Deutz et Judas mis à part, je reconnais dans M. Thiers un esprit souple, prompt, fin, malléable, peut-être héritier de l’avenir, comprenant tout, hormis la grandeur qui vient de l’ordre moral ; sans jalousie, sans petitesse et sans préjugé, il se détache sur le fond terne et obscur des médiocrités du temps. Son orgueil excessif n’est pas encore odieux, parce qu’il ne consiste point à mépriser autrui.
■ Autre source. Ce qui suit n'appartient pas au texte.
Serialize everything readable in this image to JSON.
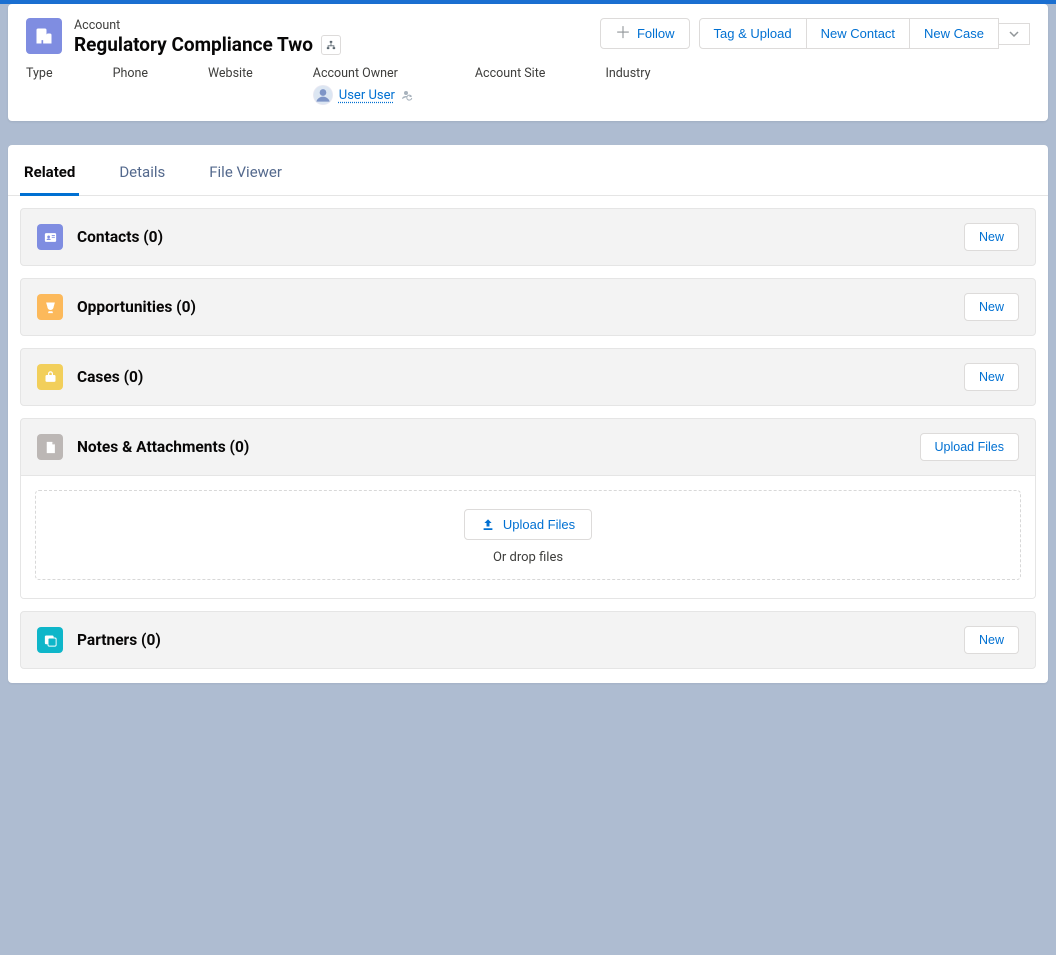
{
  "header": {
    "object_label": "Account",
    "record_name": "Regulatory Compliance Two",
    "actions": {
      "follow": "Follow",
      "tag_upload": "Tag & Upload",
      "new_contact": "New Contact",
      "new_case": "New Case"
    }
  },
  "fields": {
    "type": {
      "label": "Type"
    },
    "phone": {
      "label": "Phone"
    },
    "website": {
      "label": "Website"
    },
    "owner": {
      "label": "Account Owner",
      "value": "User User"
    },
    "site": {
      "label": "Account Site"
    },
    "industry": {
      "label": "Industry"
    }
  },
  "tabs": {
    "related": "Related",
    "details": "Details",
    "file_viewer": "File Viewer"
  },
  "related": {
    "contacts": {
      "title": "Contacts (0)",
      "action": "New"
    },
    "opportunities": {
      "title": "Opportunities (0)",
      "action": "New"
    },
    "cases": {
      "title": "Cases (0)",
      "action": "New"
    },
    "notes": {
      "title": "Notes & Attachments (0)",
      "action": "Upload Files",
      "drop_action": "Upload Files",
      "drop_hint": "Or drop files"
    },
    "partners": {
      "title": "Partners (0)",
      "action": "New"
    }
  }
}
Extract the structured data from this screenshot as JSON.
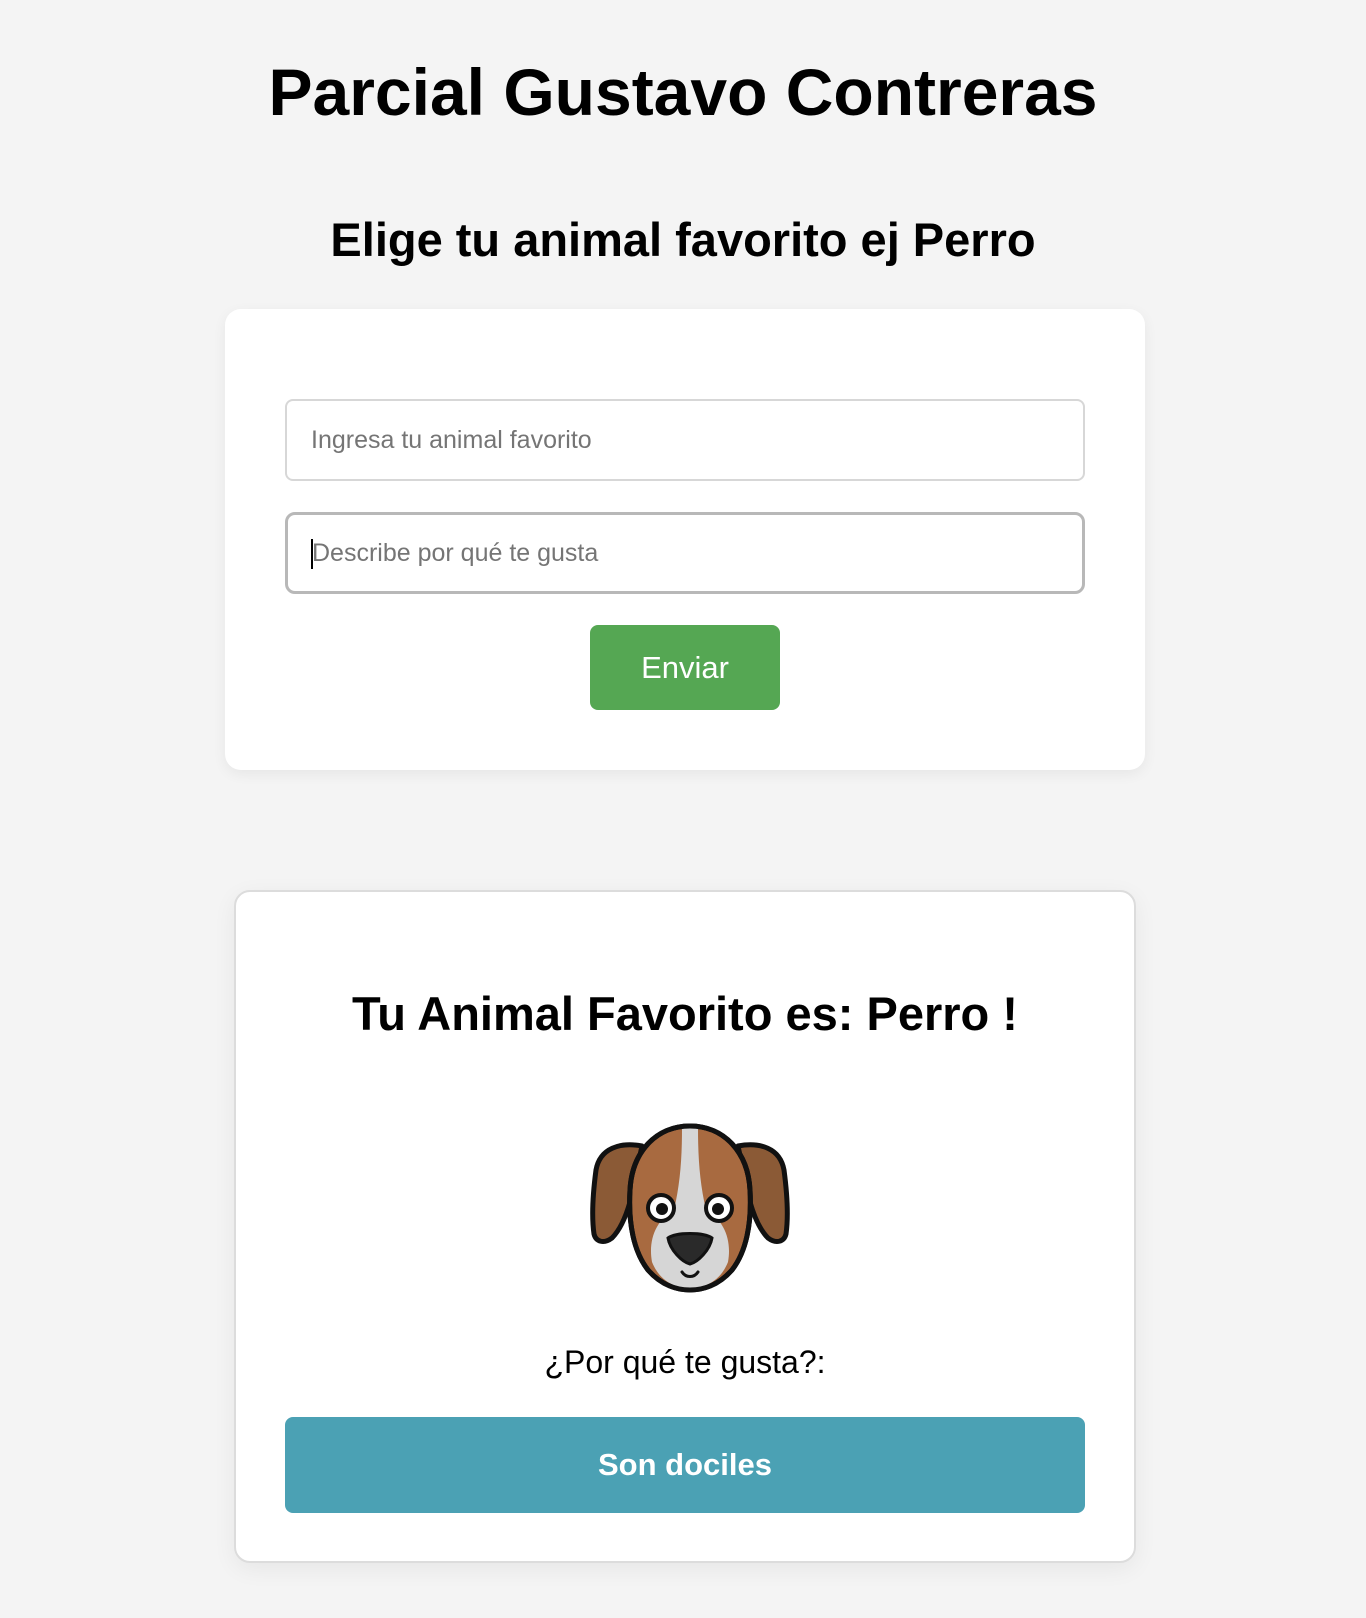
{
  "header": {
    "title": "Parcial Gustavo Contreras",
    "subtitle": "Elige tu animal favorito ej Perro"
  },
  "form": {
    "animal_placeholder": "Ingresa tu animal favorito",
    "reason_placeholder": "Describe por qué te gusta",
    "submit_label": "Enviar"
  },
  "result": {
    "title": "Tu Animal Favorito es: Perro !",
    "animal_icon": "dog-face-icon",
    "why_label": "¿Por qué te gusta?:",
    "reason_text": "Son dociles"
  },
  "colors": {
    "background": "#f4f4f4",
    "submit_button": "#55a753",
    "reason_banner": "#4ba1b4"
  }
}
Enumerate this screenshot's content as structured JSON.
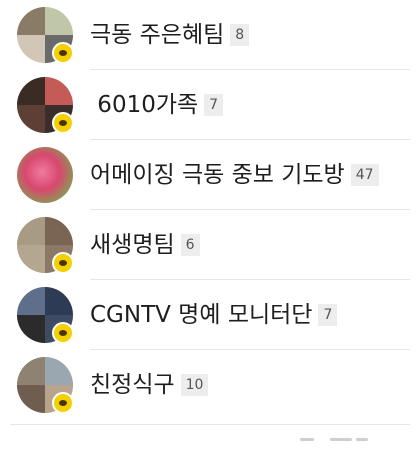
{
  "rooms": [
    {
      "name": "극동 주은혜팀",
      "count": "8"
    },
    {
      "name": " 6010가족",
      "count": "7"
    },
    {
      "name": "어메이징 극동 중보 기도방",
      "count": "47"
    },
    {
      "name": "새생명팀",
      "count": "6"
    },
    {
      "name": "CGNTV 명예 모니터단",
      "count": "7"
    },
    {
      "name": "친정식구",
      "count": "10"
    }
  ],
  "icons": {
    "room_badge": "kakaotalk-chat-bubble-icon",
    "avatar": "group-photo-collage"
  },
  "colors": {
    "badge": "#f5d000",
    "count_bg": "#ededed",
    "divider": "#e6e6e6"
  }
}
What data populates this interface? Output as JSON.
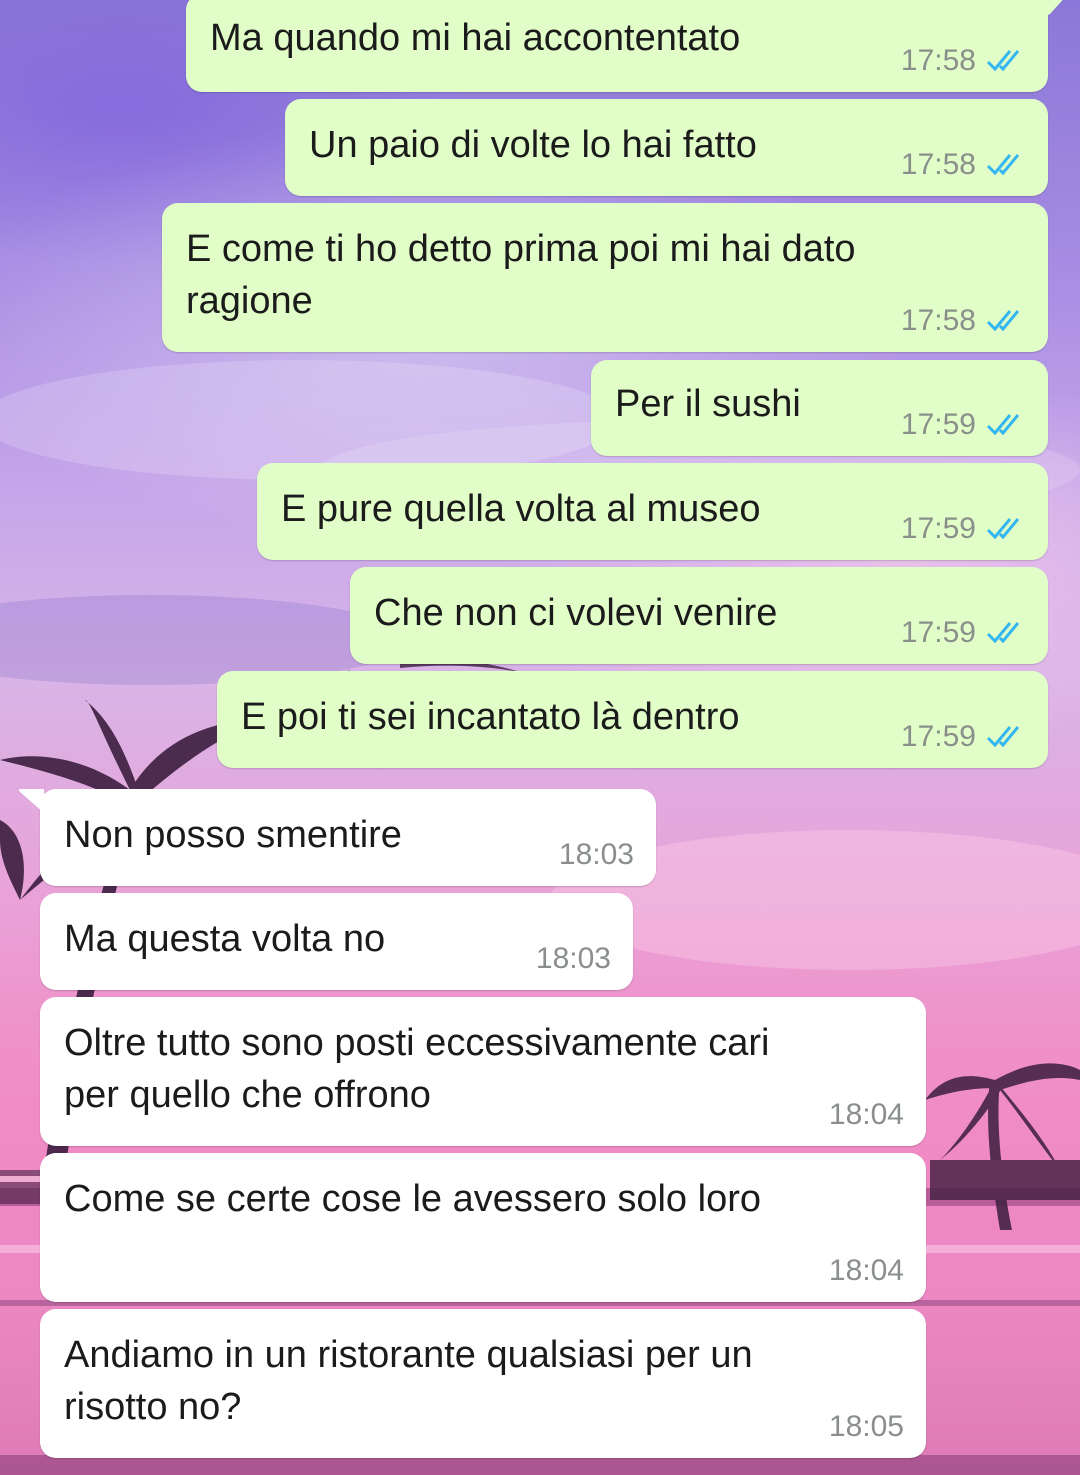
{
  "colors": {
    "outgoing_bubble": "#e2fec8",
    "incoming_bubble": "#ffffff",
    "timestamp": "#8a8f8c",
    "read_ticks": "#34b7f1"
  },
  "icons": {
    "read_receipt": "double-check-icon"
  },
  "messages": [
    {
      "direction": "outgoing",
      "text": "Ma quando mi hai accontentato",
      "time": "17:58",
      "read": true
    },
    {
      "direction": "outgoing",
      "text": "Un paio di volte lo hai fatto",
      "time": "17:58",
      "read": true
    },
    {
      "direction": "outgoing",
      "text": "E come ti ho detto prima poi mi hai dato\nragione",
      "time": "17:58",
      "read": true
    },
    {
      "direction": "outgoing",
      "text": "Per il sushi",
      "time": "17:59",
      "read": true
    },
    {
      "direction": "outgoing",
      "text": "E pure quella volta al museo",
      "time": "17:59",
      "read": true
    },
    {
      "direction": "outgoing",
      "text": "Che non ci volevi venire",
      "time": "17:59",
      "read": true
    },
    {
      "direction": "outgoing",
      "text": "E poi ti sei incantato là dentro",
      "time": "17:59",
      "read": true
    },
    {
      "direction": "incoming",
      "text": "Non posso smentire",
      "time": "18:03"
    },
    {
      "direction": "incoming",
      "text": "Ma questa volta no",
      "time": "18:03"
    },
    {
      "direction": "incoming",
      "text": "Oltre tutto sono posti eccessivamente cari\nper quello che offrono",
      "time": "18:04"
    },
    {
      "direction": "incoming",
      "text": "Come se certe cose le avessero solo loro",
      "time": "18:04"
    },
    {
      "direction": "incoming",
      "text": "Andiamo in un ristorante qualsiasi per un\nrisotto no?",
      "time": "18:05"
    }
  ]
}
M. Thiers a des ressources, de la variété, d’heureux dons ; il s’embarrasse peu des différences d’opinion, ne garde point rancune, ne craint pas de se compromettre, rend justice à un homme, non pour sa probité ou pour ce qu’il pense, mais pour ce qu’il vaut ; ce qui ne l’empê-

  1. En même temps que Chateaubriand traçait ce portrait de M. Thiers, un autre voyant, Balzac, écrivait dans la Chronique de Paris, à la date du 12 mai 1836 : « M. Thiers a toujours voulu la même chose, il n’a jamais eu qu’une seule pensée, un seul système, un seul but ; tous ses efforts y ont constamment tendu, il a toujours songé à M. Thiers… M. Thiers est une girouette qui, malgré son incessante mobilité, reste sur le même bâtiment. »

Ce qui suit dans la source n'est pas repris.